Python SDK
Complete reference for the Retrace Python SDK.
Installation
pip install retraceRequires Python 3.10+. The package has minimal dependencies: websocket-client for streaming and requests for HTTP transport.
Configuration
Configure the SDK at application startup:
import retrace
retrace.configure(
api_key="rt_live_...",
base_url="https://api.retrace.yashbogam.me",
project_id="my-project",
)Alternatively, set environment variables and call retrace.configure() with no arguments:
| Variable | Default | Description |
|---|---|---|
RETRACE_API_KEY | — | Your API key (required) |
RETRACE_BASE_URL | https://api.retrace.yashbogam.me | API endpoint |
RETRACE_PROJECT_ID | — | Default project identifier |
RETRACE_ENABLED | true | Set to false to disable all tracing |
@record Decorator
The simplest way to trace a function.

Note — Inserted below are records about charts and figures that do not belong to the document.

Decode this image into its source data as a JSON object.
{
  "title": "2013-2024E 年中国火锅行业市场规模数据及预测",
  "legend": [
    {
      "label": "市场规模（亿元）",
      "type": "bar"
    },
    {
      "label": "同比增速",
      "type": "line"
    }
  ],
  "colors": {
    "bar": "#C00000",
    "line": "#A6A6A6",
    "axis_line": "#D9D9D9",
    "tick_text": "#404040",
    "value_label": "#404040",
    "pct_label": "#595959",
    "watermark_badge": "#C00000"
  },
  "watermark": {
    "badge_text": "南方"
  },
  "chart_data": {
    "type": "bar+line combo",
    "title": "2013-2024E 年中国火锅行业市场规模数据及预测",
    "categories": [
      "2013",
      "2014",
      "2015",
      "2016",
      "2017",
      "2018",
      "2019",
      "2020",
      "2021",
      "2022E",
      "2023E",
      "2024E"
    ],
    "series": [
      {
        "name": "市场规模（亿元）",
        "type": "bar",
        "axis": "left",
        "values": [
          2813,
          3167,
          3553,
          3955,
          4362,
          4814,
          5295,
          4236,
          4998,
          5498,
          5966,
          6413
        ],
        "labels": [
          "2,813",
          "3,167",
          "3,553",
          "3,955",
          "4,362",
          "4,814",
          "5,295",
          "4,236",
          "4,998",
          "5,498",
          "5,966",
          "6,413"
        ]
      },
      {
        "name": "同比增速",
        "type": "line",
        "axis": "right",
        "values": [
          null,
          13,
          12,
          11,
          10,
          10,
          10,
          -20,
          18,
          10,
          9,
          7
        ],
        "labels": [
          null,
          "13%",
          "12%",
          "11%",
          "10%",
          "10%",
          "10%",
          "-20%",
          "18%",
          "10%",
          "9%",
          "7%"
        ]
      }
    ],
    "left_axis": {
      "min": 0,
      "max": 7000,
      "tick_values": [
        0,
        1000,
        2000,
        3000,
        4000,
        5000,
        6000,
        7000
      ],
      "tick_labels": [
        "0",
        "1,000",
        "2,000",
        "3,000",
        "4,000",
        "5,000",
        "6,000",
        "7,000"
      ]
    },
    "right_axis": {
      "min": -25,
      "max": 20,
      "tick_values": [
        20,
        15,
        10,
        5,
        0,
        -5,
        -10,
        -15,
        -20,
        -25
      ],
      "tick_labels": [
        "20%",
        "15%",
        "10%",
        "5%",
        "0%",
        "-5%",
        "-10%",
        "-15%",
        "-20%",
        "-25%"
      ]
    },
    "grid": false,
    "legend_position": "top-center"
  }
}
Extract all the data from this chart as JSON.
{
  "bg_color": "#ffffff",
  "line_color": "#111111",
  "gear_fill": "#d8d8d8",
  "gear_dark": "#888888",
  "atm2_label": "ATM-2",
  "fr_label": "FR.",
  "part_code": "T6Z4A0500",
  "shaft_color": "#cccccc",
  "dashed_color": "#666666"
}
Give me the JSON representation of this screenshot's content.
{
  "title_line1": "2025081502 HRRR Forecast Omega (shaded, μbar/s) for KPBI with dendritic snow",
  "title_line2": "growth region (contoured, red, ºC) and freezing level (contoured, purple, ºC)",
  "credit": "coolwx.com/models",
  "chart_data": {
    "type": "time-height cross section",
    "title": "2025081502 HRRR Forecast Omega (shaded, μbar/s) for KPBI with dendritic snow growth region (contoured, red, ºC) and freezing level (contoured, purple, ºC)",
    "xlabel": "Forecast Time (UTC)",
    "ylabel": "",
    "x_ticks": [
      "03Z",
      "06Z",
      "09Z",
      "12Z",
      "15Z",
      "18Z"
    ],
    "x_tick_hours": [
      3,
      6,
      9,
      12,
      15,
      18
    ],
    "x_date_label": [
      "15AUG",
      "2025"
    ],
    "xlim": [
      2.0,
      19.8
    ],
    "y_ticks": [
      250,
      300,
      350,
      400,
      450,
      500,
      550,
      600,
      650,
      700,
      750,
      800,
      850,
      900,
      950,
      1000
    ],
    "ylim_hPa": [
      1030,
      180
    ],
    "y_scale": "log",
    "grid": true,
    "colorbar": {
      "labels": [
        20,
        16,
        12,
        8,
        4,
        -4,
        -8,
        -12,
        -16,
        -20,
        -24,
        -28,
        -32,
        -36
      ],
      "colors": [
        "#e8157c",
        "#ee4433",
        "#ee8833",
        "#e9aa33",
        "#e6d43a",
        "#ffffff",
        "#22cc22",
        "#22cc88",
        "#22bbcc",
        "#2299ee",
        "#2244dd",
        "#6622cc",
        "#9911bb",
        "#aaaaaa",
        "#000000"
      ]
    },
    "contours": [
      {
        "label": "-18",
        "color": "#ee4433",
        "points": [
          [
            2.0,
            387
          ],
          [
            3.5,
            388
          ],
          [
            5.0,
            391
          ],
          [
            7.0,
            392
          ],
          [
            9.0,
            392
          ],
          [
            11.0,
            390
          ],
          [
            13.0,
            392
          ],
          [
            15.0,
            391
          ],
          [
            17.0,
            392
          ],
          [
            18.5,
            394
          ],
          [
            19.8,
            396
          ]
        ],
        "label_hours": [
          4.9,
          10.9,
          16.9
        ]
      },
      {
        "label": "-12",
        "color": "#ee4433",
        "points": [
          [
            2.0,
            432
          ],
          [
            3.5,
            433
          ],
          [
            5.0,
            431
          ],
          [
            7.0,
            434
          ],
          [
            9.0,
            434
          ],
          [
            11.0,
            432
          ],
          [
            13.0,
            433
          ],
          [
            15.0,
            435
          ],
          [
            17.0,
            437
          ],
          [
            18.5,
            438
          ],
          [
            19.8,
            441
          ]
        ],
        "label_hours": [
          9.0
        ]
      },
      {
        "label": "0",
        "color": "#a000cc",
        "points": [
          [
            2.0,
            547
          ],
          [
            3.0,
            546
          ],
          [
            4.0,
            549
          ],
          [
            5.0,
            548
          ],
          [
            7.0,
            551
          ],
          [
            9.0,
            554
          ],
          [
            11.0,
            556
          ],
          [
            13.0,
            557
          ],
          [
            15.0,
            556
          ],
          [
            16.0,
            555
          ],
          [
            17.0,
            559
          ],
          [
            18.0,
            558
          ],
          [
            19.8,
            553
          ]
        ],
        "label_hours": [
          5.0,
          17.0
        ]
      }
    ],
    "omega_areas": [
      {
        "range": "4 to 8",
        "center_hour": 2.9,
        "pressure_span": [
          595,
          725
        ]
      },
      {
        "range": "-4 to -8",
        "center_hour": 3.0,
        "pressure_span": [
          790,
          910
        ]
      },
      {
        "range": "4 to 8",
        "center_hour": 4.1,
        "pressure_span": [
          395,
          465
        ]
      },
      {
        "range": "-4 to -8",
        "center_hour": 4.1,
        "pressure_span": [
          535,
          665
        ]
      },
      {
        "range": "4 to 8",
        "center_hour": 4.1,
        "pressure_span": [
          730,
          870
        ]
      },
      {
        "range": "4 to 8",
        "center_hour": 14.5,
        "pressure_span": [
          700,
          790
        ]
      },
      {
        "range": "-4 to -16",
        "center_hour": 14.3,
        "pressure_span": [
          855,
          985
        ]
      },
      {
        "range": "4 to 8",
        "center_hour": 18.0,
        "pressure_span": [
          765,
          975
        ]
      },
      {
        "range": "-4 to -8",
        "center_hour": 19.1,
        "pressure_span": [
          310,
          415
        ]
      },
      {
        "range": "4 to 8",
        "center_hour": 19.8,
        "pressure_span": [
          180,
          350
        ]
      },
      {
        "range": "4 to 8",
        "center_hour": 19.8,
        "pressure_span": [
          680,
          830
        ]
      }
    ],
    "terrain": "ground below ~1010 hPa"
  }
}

Input arguments and return values are captured automatically:
@retrace.record(name="research-agent")
def research(topic: str) -> str:
response = client.models.generate_content(
model="gemini-3.1-pro-preview",
messages=[{"role": "user", "content": f"Research {topic}"}]
)
return response.choices[0].message.contentIf the function raises an exception, the trace is marked as failed and the error is recorded.
Context Manager
For more control over trace lifecycle, use the context manager form:
with retrace.record(name="agent", input={"prompt": "hello"}) as t:
result = agent.run("hello")
t.output = resultYou can attach metadata, set custom status, or add tags within the block:
with retrace.record(name="pipeline") as t:
t.metadata = {"environment": "staging", "version": "1.2.0"}
result = run_pipeline()
t.output = resultManual Spans
Create child spans for granular visibility into individual steps:
with retrace.record(name="agent") as t:
span = t._recorder.start_span(
name="web_search",
span_type=retrace.SpanType.TOOL_CALL,
input={"query": "quantum computing"}
)
results = search("quantum computing")
t._recorder.end_span(span.id, output=results)Supported span types: LLM_CALL, TOOL_CALL, RETRIEVAL, CUSTOM.
Gemini Interceptor
Automatically captures all Gemini API calls as spans:
from retrace.interceptors.gemini import install_gemini_interceptor
install_gemini_interceptor()Captured data includes model, messages, token usage, latency, and cost.
Transport Modes
| Mode | Protocol | Use Case |
|---|---|---|
auto | WebSocket with HTTP fallback | Default, recommended for most environments |
ws | WebSocket only | Real-time streaming, long-running agents |
http | HTTP batch | Serverless (Lambda, Cloud Functions) |
Configure transport explicitly:
retrace.configure(api_key="rt_live_...", transport="http")Disabling in Tests
Prevent trace emission during test runs:
import os
os.environ["RETRACE_ENABLED"] = "false"[!TIP] Async support is coming soon. Currently the SDK uses synchronous WebSocket (
websocket-client) or HTTP (requests). For async frameworks, usetransport="http"to avoid blocking the event loop.